We finish up,” the man with the lantern said, “then get outside a drink of whiskey.”

One good idea, Cord thought desperately. There was a path out of this madness, and all he need do was discover one good idea for finding it. Hands prodded at him and walked him forward and got the coarse stiff rope over his ears. As it passed before his eyes, Cord thought he saw where one turn of the hemp was wet and dark with Wee Bill’s blood. It settled around his neck, the knot tight against his jugular.

Cord saw Bliss, staring back at him up there horseback, his dark eyes blank and bottomless. To one side, a man whirled the lantern around his head, whooped, and flung it into the soddy door. The lamp disintegrated in an explosion of glass and a splash of liquid flame that washed the front of the cabin. A rider threw his torch into the old dry hay on the floor of the shed. Fire climbed its wall.

The hangman stepped his horse back. Cord tensed the muscles in his neck, tried to make them hard as iron against the crushing pressure. Strands of the rope prickled his flesh like needles. Above him, the fires had reached either end of the beam over which the rope was dangling. The insistent pull lifted Cord’s bootheels from the hard-packed dirt. He stumbled, and the rope held him upright and dug into the softness beneath his chin.

A horse squealed at the fire and pawed the ground, kicking up gravel. Cord felt bits of it against his pants leg. The hangman pulled his horse back and Cord stood on toe tips, twisting at the rope’s end. The fire enveloped the walls to either side, seared at him, toasting his skin red. Above, flames walked along the beam to a meeting where the rope hung. The hangman laughed, and the rope jerked sharply.
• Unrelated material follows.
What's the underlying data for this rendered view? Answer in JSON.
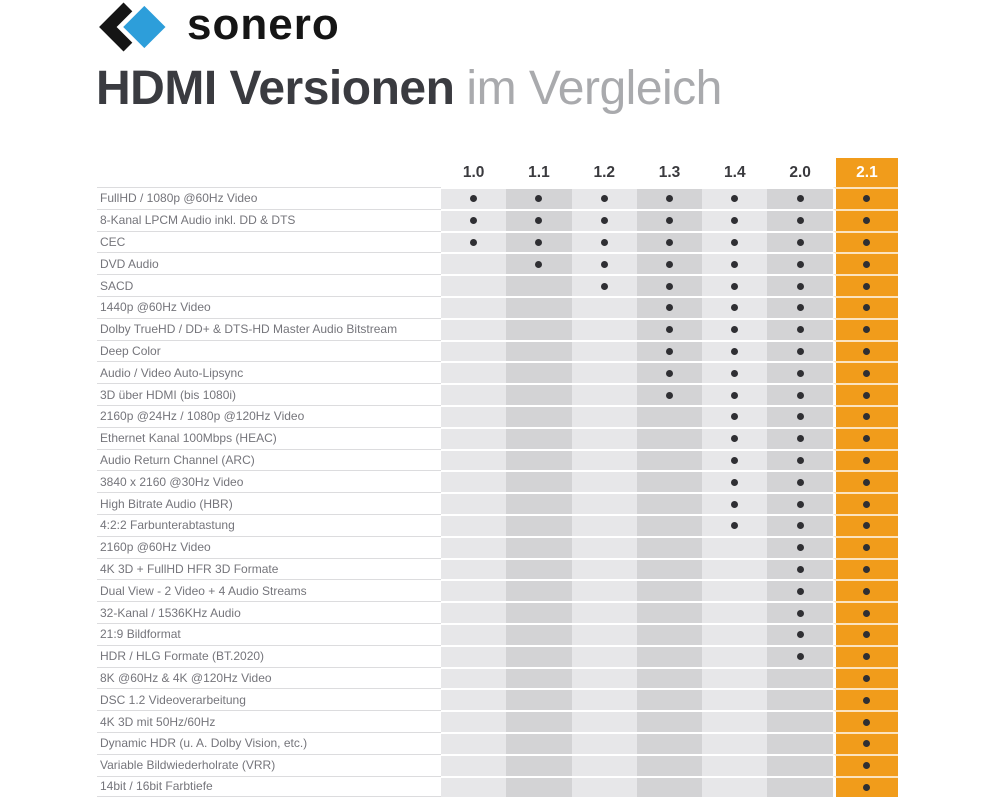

Cord’s windpipe closed up, and he was lifted part of the way clear of the ground, and then he was hanging free and could not breathe at all. He swung in the air and heard the fire crackling and men calling out and horses blowing, all against the roar of blood pounding and rushing in his ears.

The blood had colored his vision as well, or perhaps it was the fire, but when Cord glimpsed Bliss, it was through a crimson veil. Involuntarily, Cord swung backward at the rope’s end. Bliss jerked away from another man, slashed wildly with the saber at Cord. The blade swept past Cord’s eyes, flashing blood-red in the firelight, and came around again backhand to meet Cord’s body as he swung forward.

Someone cursed. The blade passed over Cord’s head and the rope jerked hard. He saw men struggling above him, saw the saber’s blade cross his field of vision another time; the rope twanged once more and let him down. Cord fell, crumpled hard to the ground; loose rope puddled atop him.

Still he could not breathe; the noose was vise-tight around his windpipe, and he could not draw air past it or get his hands out from behind to loosen the rope’s coil. Sweat burned his eyes. It was like drowning in lava …

Above Cord, the fire-weakened beam crackled and tore. He looked through the sweat, and fire was raining down in his face. He tried to roll free but could move hardly at all, so the flames came down all around him and very close, enveloping him in their scorching heat. He felt burning pain but dimly, dully because numbness was taking over, starting at his closed throat and racing everywhere through his body.

Cord closed his eyes. For just a moment he saw red fire still, but then it winked out and was replaced by a long tunnel of cool blackness. Cord lunged forward and escaped into it.